Em um dos vídeos, Boulos questiona a compra, em 2021, de uma mansão em Brasília avaliada em R$ 6 milhões e levanta dúvidas sobre a compatibilidade do imóvel com a renda declarada do parlamentar — cujo salário como senador é de cerca de R$ 45 mil. O ministro também citou a oferta de juros e condições especiais, menções que remetem às compras de CDBs do Master feitas pelo BRB, usadas nas publicações para sugerir favorecimento.

Além das acusações sobre a aquisição do imóvel, as postagens trazem uma montagem que liga Ciro Nogueira ao grupo bolsonarista, insinuando pagamentos regulares da ordem de R$ 300 mil por mês do Master ao senador do PP. A peça diz ainda, de forma provocativa, que Nogueira teria credenciais para atuar como vice em uma chapa com Flávio Bolsonaro — uma montagem que explora a coincidência da operação policial ocorrida na manhã.
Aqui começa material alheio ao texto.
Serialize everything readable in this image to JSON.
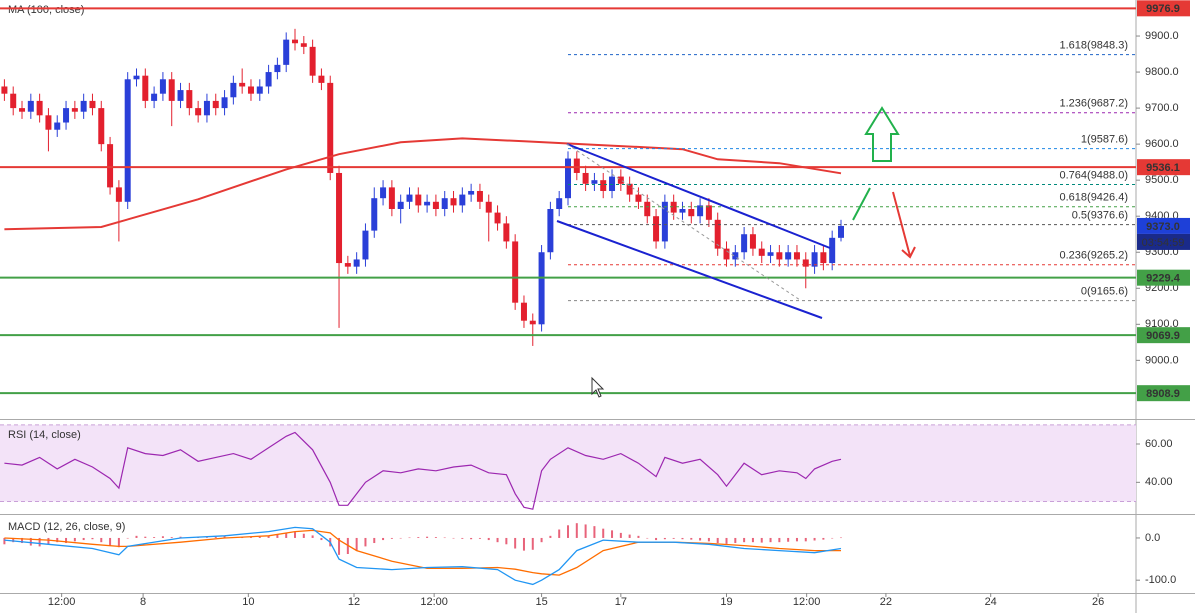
{
  "chart_data": [
    {
      "type": "candlestick",
      "title": "MA (100, close)",
      "xlim": [
        -0.5,
        128.5
      ],
      "xticks": [
        {
          "value": 6.5,
          "label": "12:00"
        },
        {
          "value": 15.75,
          "label": "8"
        },
        {
          "value": 27.7,
          "label": "10"
        },
        {
          "value": 39.7,
          "label": "12"
        },
        {
          "value": 48.8,
          "label": "12:00"
        },
        {
          "value": 61,
          "label": "15"
        },
        {
          "value": 70,
          "label": "17"
        },
        {
          "value": 82,
          "label": "19"
        },
        {
          "value": 91.1,
          "label": "12:00"
        },
        {
          "value": 100.1,
          "label": "22"
        },
        {
          "value": 112,
          "label": "24"
        },
        {
          "value": 124.2,
          "label": "26"
        }
      ],
      "ylim": [
        8840,
        10000
      ],
      "yticks": [
        {
          "value": 9900,
          "label": "9900.0"
        },
        {
          "value": 9800,
          "label": "9800.0"
        },
        {
          "value": 9700,
          "label": "9700.0"
        },
        {
          "value": 9600,
          "label": "9600.0"
        },
        {
          "value": 9500,
          "label": "9500.0"
        },
        {
          "value": 9400,
          "label": "9400.0"
        },
        {
          "value": 9300,
          "label": "9300.0"
        },
        {
          "value": 9200,
          "label": "9200.0"
        },
        {
          "value": 9100,
          "label": "9100.0"
        },
        {
          "value": 9000,
          "label": "9000.0"
        }
      ],
      "up_color": "#2a3fd8",
      "down_color": "#e3202e",
      "open": [
        9760,
        9740,
        9700,
        9690,
        9720,
        9680,
        9640,
        9660,
        9700,
        9690,
        9720,
        9700,
        9600,
        9480,
        9440,
        9780,
        9790,
        9720,
        9740,
        9780,
        9720,
        9750,
        9700,
        9680,
        9720,
        9700,
        9730,
        9770,
        9760,
        9740,
        9760,
        9800,
        9820,
        9890,
        9880,
        9870,
        9790,
        9770,
        9520,
        9270,
        9260,
        9280,
        9360,
        9450,
        9480,
        9420,
        9440,
        9460,
        9430,
        9440,
        9420,
        9450,
        9430,
        9460,
        9470,
        9440,
        9410,
        9380,
        9330,
        9160,
        9110,
        9100,
        9300,
        9420,
        9450,
        9560,
        9520,
        9490,
        9500,
        9470,
        9510,
        9490,
        9460,
        9440,
        9400,
        9330,
        9440,
        9410,
        9420,
        9400,
        9430,
        9390,
        9310,
        9280,
        9300,
        9350,
        9310,
        9290,
        9300,
        9280,
        9300,
        9280,
        9260,
        9300,
        9270,
        9340
      ],
      "high": [
        9780,
        9760,
        9720,
        9740,
        9740,
        9700,
        9680,
        9720,
        9720,
        9740,
        9740,
        9720,
        9620,
        9500,
        9800,
        9810,
        9810,
        9760,
        9800,
        9800,
        9770,
        9770,
        9720,
        9740,
        9740,
        9750,
        9790,
        9810,
        9780,
        9780,
        9820,
        9840,
        9910,
        9920,
        9900,
        9890,
        9810,
        9790,
        9540,
        9290,
        9300,
        9380,
        9480,
        9500,
        9500,
        9460,
        9480,
        9480,
        9460,
        9460,
        9470,
        9470,
        9480,
        9490,
        9490,
        9460,
        9430,
        9400,
        9350,
        9180,
        9130,
        9320,
        9440,
        9470,
        9580,
        9580,
        9540,
        9520,
        9520,
        9530,
        9530,
        9510,
        9480,
        9460,
        9420,
        9460,
        9460,
        9440,
        9440,
        9450,
        9450,
        9410,
        9330,
        9320,
        9370,
        9370,
        9330,
        9320,
        9320,
        9320,
        9320,
        9300,
        9320,
        9320,
        9360,
        9390
      ],
      "low": [
        9720,
        9680,
        9670,
        9670,
        9660,
        9580,
        9620,
        9640,
        9670,
        9670,
        9680,
        9580,
        9460,
        9330,
        9420,
        9760,
        9700,
        9700,
        9720,
        9650,
        9700,
        9680,
        9660,
        9660,
        9680,
        9680,
        9710,
        9740,
        9720,
        9720,
        9740,
        9780,
        9800,
        9860,
        9850,
        9770,
        9750,
        9500,
        9090,
        9240,
        9240,
        9260,
        9340,
        9430,
        9400,
        9380,
        9420,
        9410,
        9410,
        9400,
        9400,
        9410,
        9410,
        9440,
        9420,
        9330,
        9360,
        9310,
        9140,
        9090,
        9040,
        9080,
        9280,
        9400,
        9430,
        9500,
        9470,
        9470,
        9450,
        9450,
        9470,
        9440,
        9420,
        9380,
        9310,
        9310,
        9390,
        9390,
        9380,
        9380,
        9370,
        9290,
        9260,
        9260,
        9280,
        9290,
        9270,
        9270,
        9260,
        9260,
        9260,
        9200,
        9240,
        9250,
        9250,
        9330
      ],
      "close": [
        9740,
        9700,
        9690,
        9720,
        9680,
        9640,
        9660,
        9700,
        9690,
        9720,
        9700,
        9600,
        9480,
        9440,
        9780,
        9790,
        9720,
        9740,
        9780,
        9720,
        9750,
        9700,
        9680,
        9720,
        9700,
        9730,
        9770,
        9760,
        9740,
        9760,
        9800,
        9820,
        9890,
        9880,
        9870,
        9790,
        9770,
        9520,
        9270,
        9260,
        9280,
        9360,
        9450,
        9480,
        9420,
        9440,
        9460,
        9430,
        9440,
        9420,
        9450,
        9430,
        9460,
        9470,
        9440,
        9410,
        9380,
        9330,
        9160,
        9110,
        9100,
        9300,
        9420,
        9450,
        9560,
        9520,
        9490,
        9500,
        9470,
        9510,
        9490,
        9460,
        9440,
        9400,
        9330,
        9440,
        9410,
        9420,
        9400,
        9430,
        9390,
        9310,
        9280,
        9300,
        9350,
        9310,
        9290,
        9300,
        9280,
        9300,
        9280,
        9260,
        9300,
        9270,
        9340,
        9373
      ],
      "ma": {
        "color": "#e53935",
        "x": [
          0,
          11,
          22,
          32,
          38,
          45,
          52,
          59,
          68,
          77,
          81,
          88,
          95
        ],
        "values": [
          9364,
          9370,
          9447,
          9530,
          9572,
          9605,
          9616,
          9608,
          9597,
          9586,
          9558,
          9547,
          9519
        ]
      },
      "levels": [
        {
          "value": 9976.9,
          "color": "#e53935"
        },
        {
          "value": 9536.1,
          "color": "#e53935"
        },
        {
          "value": 9229.4,
          "color": "#43a047"
        },
        {
          "value": 9069.9,
          "color": "#43a047"
        },
        {
          "value": 8908.9,
          "color": "#43a047"
        }
      ],
      "fib": [
        {
          "value": 9848.3,
          "label": "1.618(9848.3)",
          "color": "#1e63c8"
        },
        {
          "value": 9687.2,
          "label": "1.236(9687.2)",
          "color": "#9c27b0"
        },
        {
          "value": 9587.6,
          "label": "1(9587.6)",
          "color": "#1e88e5"
        },
        {
          "value": 9488.0,
          "label": "0.764(9488.0)",
          "color": "#00897b"
        },
        {
          "value": 9426.4,
          "label": "0.618(9426.4)",
          "color": "#43a047"
        },
        {
          "value": 9376.6,
          "label": "0.5(9376.6)",
          "color": "#555555"
        },
        {
          "value": 9265.2,
          "label": "0.236(9265.2)",
          "color": "#e53935"
        },
        {
          "value": 9165.6,
          "label": "0(9165.6)",
          "color": "#888888"
        }
      ],
      "last": {
        "value": 9373,
        "label": "9373.0",
        "countdown": "03:54:59",
        "color": "#1e40d8"
      }
    },
    {
      "type": "line",
      "title": "RSI (14, close)",
      "color": "#9c27b0",
      "ylim": [
        24,
        72
      ],
      "yticks": [
        {
          "value": 60,
          "label": "60.00"
        },
        {
          "value": 40,
          "label": "40.00"
        }
      ],
      "band": [
        30,
        70
      ],
      "band_color": "#f3e3f8",
      "x": [
        0,
        2,
        4,
        6,
        8,
        10,
        12,
        13,
        14,
        16,
        18,
        20,
        22,
        24,
        26,
        28,
        30,
        32,
        33,
        35,
        37,
        38,
        39,
        41,
        43,
        45,
        47,
        49,
        51,
        53,
        55,
        57,
        58,
        59,
        60,
        61,
        62,
        64,
        66,
        68,
        70,
        72,
        74,
        75,
        77,
        79,
        81,
        82,
        84,
        86,
        88,
        90,
        91,
        92,
        94,
        95
      ],
      "values": [
        50,
        49,
        53,
        47,
        52,
        48,
        42,
        37,
        58,
        55,
        54,
        57,
        51,
        53,
        55,
        52,
        58,
        64,
        66,
        57,
        40,
        28,
        28,
        40,
        46,
        45,
        47,
        46,
        48,
        49,
        45,
        44,
        34,
        27,
        26,
        46,
        52,
        58,
        54,
        52,
        55,
        50,
        43,
        53,
        50,
        52,
        44,
        38,
        50,
        44,
        46,
        45,
        42,
        47,
        51,
        52
      ]
    },
    {
      "type": "macd",
      "title": "MACD (12, 26, close, 9)",
      "ylim": [
        -128,
        52
      ],
      "yticks": [
        {
          "value": 0,
          "label": "0.0"
        },
        {
          "value": -100,
          "label": "-100.0"
        }
      ],
      "hist_color": "#e8637a",
      "histogram": [
        -15,
        -10,
        -12,
        -18,
        -20,
        -15,
        -10,
        -12,
        -8,
        -5,
        -3,
        -10,
        -18,
        -22,
        0,
        5,
        3,
        2,
        4,
        2,
        3,
        1,
        2,
        1,
        3,
        4,
        2,
        1,
        2,
        3,
        5,
        8,
        12,
        14,
        10,
        6,
        -5,
        -20,
        -40,
        -38,
        -30,
        -20,
        -12,
        -5,
        -2,
        0,
        1,
        2,
        3,
        2,
        1,
        0,
        -2,
        -3,
        -2,
        -5,
        -10,
        -15,
        -25,
        -30,
        -28,
        -10,
        5,
        20,
        30,
        35,
        32,
        28,
        22,
        18,
        12,
        8,
        5,
        0,
        -5,
        -3,
        -2,
        -3,
        -4,
        -6,
        -8,
        -12,
        -14,
        -12,
        -10,
        -10,
        -11,
        -10,
        -10,
        -9,
        -8,
        -8,
        -6,
        -4,
        -1,
        1
      ],
      "macd": {
        "color": "#2196f3",
        "x": [
          0,
          5,
          10,
          13,
          14,
          20,
          25,
          30,
          33,
          35,
          37,
          38,
          40,
          44,
          48,
          52,
          56,
          58,
          60,
          61,
          63,
          65,
          68,
          72,
          76,
          80,
          84,
          88,
          92,
          95
        ],
        "values": [
          -5,
          -15,
          -25,
          -40,
          -20,
          0,
          5,
          15,
          25,
          22,
          -10,
          -50,
          -70,
          -75,
          -70,
          -68,
          -75,
          -100,
          -110,
          -100,
          -75,
          -30,
          -5,
          -10,
          -10,
          -15,
          -25,
          -30,
          -35,
          -25
        ]
      },
      "signal": {
        "color": "#ff6d00",
        "x": [
          0,
          5,
          10,
          13,
          14,
          20,
          25,
          30,
          33,
          35,
          37,
          38,
          40,
          44,
          48,
          52,
          56,
          58,
          60,
          61,
          63,
          65,
          68,
          72,
          76,
          80,
          84,
          88,
          92,
          95
        ],
        "values": [
          0,
          -5,
          -15,
          -20,
          -20,
          -10,
          0,
          5,
          15,
          18,
          12,
          -5,
          -30,
          -55,
          -72,
          -72,
          -70,
          -74,
          -82,
          -85,
          -88,
          -70,
          -30,
          -10,
          -10,
          -13,
          -18,
          -25,
          -30,
          -30
        ]
      }
    }
  ]
}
O conteúdo aumenta a pressão política sobre os bolsonaristas ao colocar no debate público ligações financeiras e condições de crédito atípicas associadas ao caso Master. As alegações publicadas por um ministro do governo federal ampliam a carga política do episódio, ainda que se trate, por ora, de suspeitas e insinuações; o desdobrar das investigações e eventuais respostas formais dos citados deverão definir o impacto real sobre o cenário parlamentar e eleitoral.